Trending Topics

Remembering Iconic Poet Amiri Baraka’s Use of His Art to Spread Powerful Messages About Racism

Iconic poet Amiri Baraka passed away at the age of 79 last month, but his social impact and dedication to disseminating important messages about racism in America continue to live on both through his work and his sons —particularly Newark Mayor Ras Baraka.

It’s only been a few weeks since the world bid farewell to one of the most influential poets in history.

During a time when discussions about the realities of racism were highly controversial and extremely taboo, Amiri Baraka refused to muffle his voice.

Rather than hide from his radical beliefs, he embraced them and fused them with his art.

While he never shied away from using his poetry as a strong platform, Arnold Rampersad, a professor emeritus at Stanford University, said the process to becoming a radical poet was certainly a gradual one for Baraka.

“He, like Langston Hughes before him, like Ralph Ellison to some extent, understood the pre-eminence, you’d have to say, of Black Music in Black American expressive culture,” Rampersad said of Baraka, according to NPR. “Gradually, he became radicalized and brought race more and more into his work until it became the central element of his writing, and for that he was vilified in many circles. But I think it was the beginning of a flood of similar poetry and other forms of writing from young Black writers who became empowered as a result of the freedoms that he commissioned in the writing of poetry.”

According to Rampersad, Baraka started writing poetry as a part of the Beat movement in New York City’s Greenwich Village of the 1950s.

As he grew as an artist, he started focusing more and more on inserting his political views into his work as he also became a prominent figure in the Black Power movement in the 1960s.

While the Black community respected the fury and passion in Baraka’s voice and the musicality of his poetry, mainstream media outlets were hesitant to embrace him.

Instead, his works were mostly published in small alternative presses.

“They would publish you if you had the same story to tell as mainstream white writers,” Baraka once said, according to NPR. “But because no oppressed nationality can tell that story — if you’re true to history, then they respond by saying, well you’re complaining too much. You’re always complaining. We don’t want complaints. People don’t want complaints.”

Those comments fell on deaf ears.

Baraka continued producing iconic poetry and improved the “strength” of his art so that his views would be accepted along with his works.

“As a political artist, I think you have to learn how to create art, no matter what your ideology is,” he continued. “I think if, as Mao Tse-tung said, you are successful, then what you do is combine high artistic quality and revolutionary politics. And then I think the real hallmark of an effective political artist is that the politics is accepted with the art, and is made influential because of the strength of the art.”

Rampersad said Baraka’s emphasis on racial and economic inequality and the way he integrated it into his work was “absolutely prophetic,” and now it is Baraka’s son’s turn to go against the grain and push for equality even when the odds are against him.
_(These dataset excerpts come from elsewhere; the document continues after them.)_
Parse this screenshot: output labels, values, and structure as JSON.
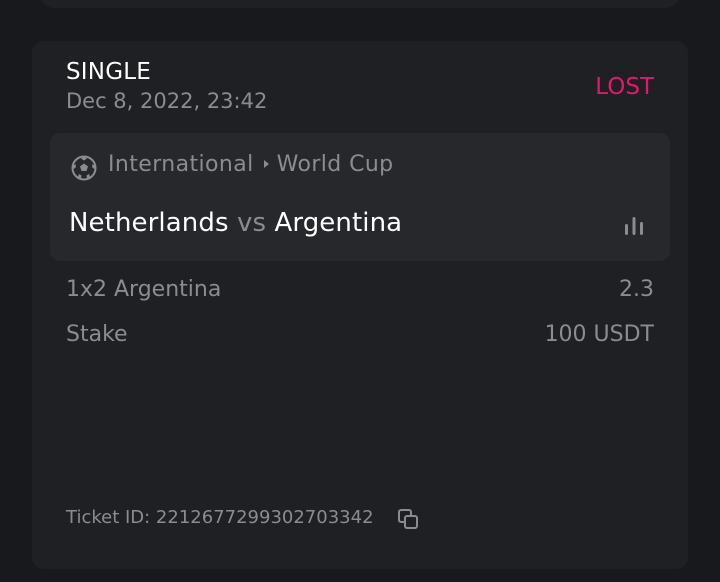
{
  "bet": {
    "type": "SINGLE",
    "date": "Dec 8, 2022, 23:42",
    "status": "LOST",
    "status_color": "#e4166d"
  },
  "event": {
    "sport_icon": "soccer-ball-icon",
    "category": "International",
    "league": "World Cup",
    "home_team": "Netherlands",
    "vs": "vs",
    "away_team": "Argentina",
    "stats_icon": "bar-chart-icon"
  },
  "selection": {
    "market": "1x2 Argentina",
    "odds": "2.3"
  },
  "stake": {
    "label": "Stake",
    "value": "100 USDT"
  },
  "ticket": {
    "label": "Ticket ID: 2212677299302703342",
    "copy_icon": "copy-icon"
  }
}
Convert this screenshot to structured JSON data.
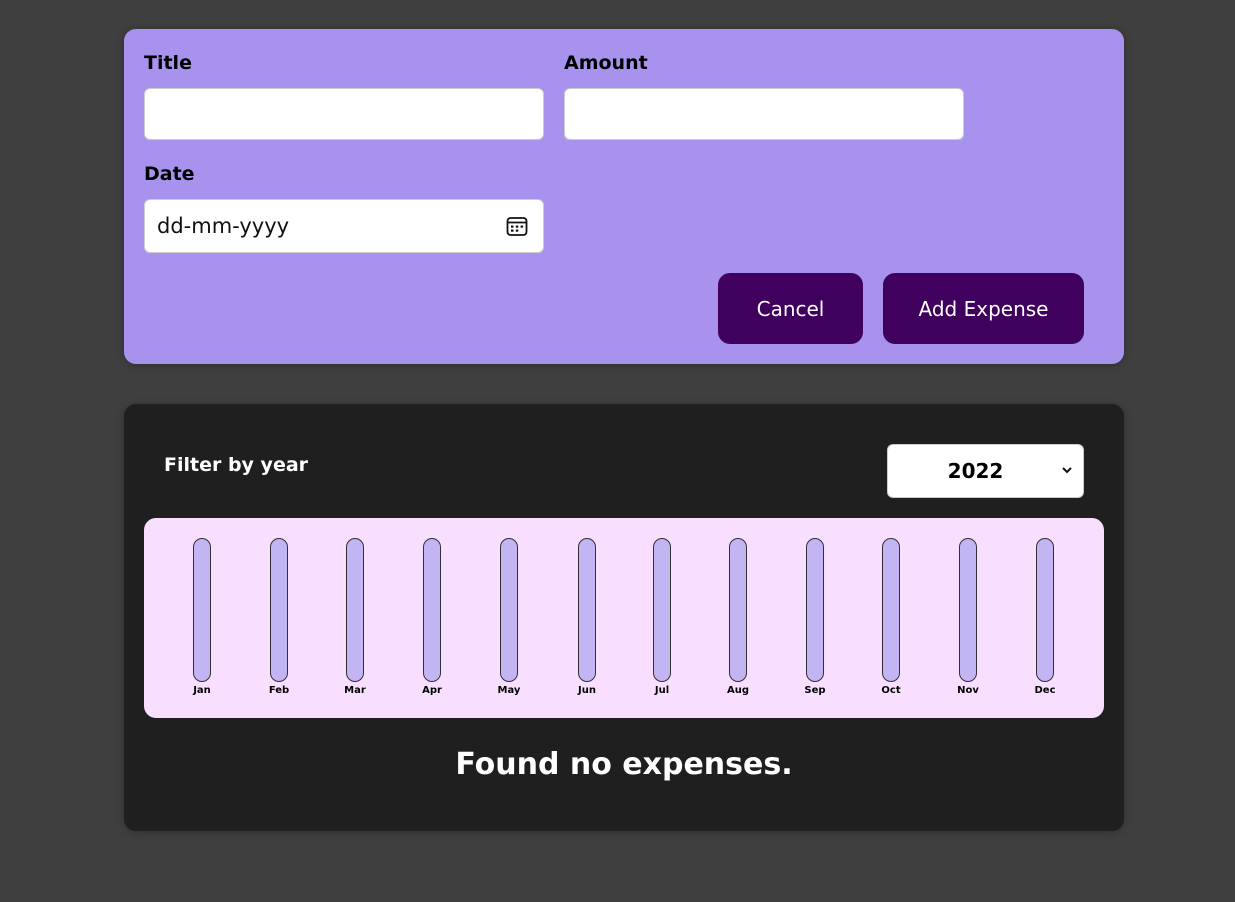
{
  "form": {
    "title_label": "Title",
    "title_value": "",
    "amount_label": "Amount",
    "amount_value": "",
    "date_label": "Date",
    "date_placeholder": "dd-mm-yyyy",
    "date_icon": "calendar-icon",
    "cancel_label": "Cancel",
    "submit_label": "Add Expense"
  },
  "filter": {
    "label": "Filter by year",
    "selected_year": "2022",
    "dropdown_icon": "chevron-down-icon"
  },
  "chart_data": {
    "type": "bar",
    "categories": [
      "Jan",
      "Feb",
      "Mar",
      "Apr",
      "May",
      "Jun",
      "Jul",
      "Aug",
      "Sep",
      "Oct",
      "Nov",
      "Dec"
    ],
    "values": [
      0,
      0,
      0,
      0,
      0,
      0,
      0,
      0,
      0,
      0,
      0,
      0
    ]
  },
  "empty_message": "Found no expenses.",
  "colors": {
    "page_bg": "#3f3f3f",
    "form_bg": "#a892ee",
    "button_bg": "#40005d",
    "list_bg": "#1f1f1f",
    "chart_bg": "#f8dfff",
    "bar_track": "#c3b4f3",
    "bar_fill": "#4826b9"
  }
}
Mayor Baraka has been making headlines for his unconventional methods to deal with major issues in his barakacommunity and his willingness to challenge anyone who serves as a threat to equality and overall progress of the Black community.

In addition to sending a detailed letter to President Barack Obama to express his clear opposition to the Newark Public Schools reorganization, he also brought gang leaders together in an attempt to combat the crime that is currently plaguing the New Jersey city.

Baraka held a meeting with different gang leaders in a city church with security provided by the Nation of Islam.

Outside the church, the Newark Police Department monitored the area for added security.

It certainly isn’t the average approach for a politician to take when attempting to tackle local crime rates and gang violence, but considering who his famous father is it doesn’t necessarily come as a surprise.

The same way his father made bold and fearless decisions as an artist, a poet and a committed Marxist, his son is making the same type of fearless decisions as a politician that have the potential to foster real change.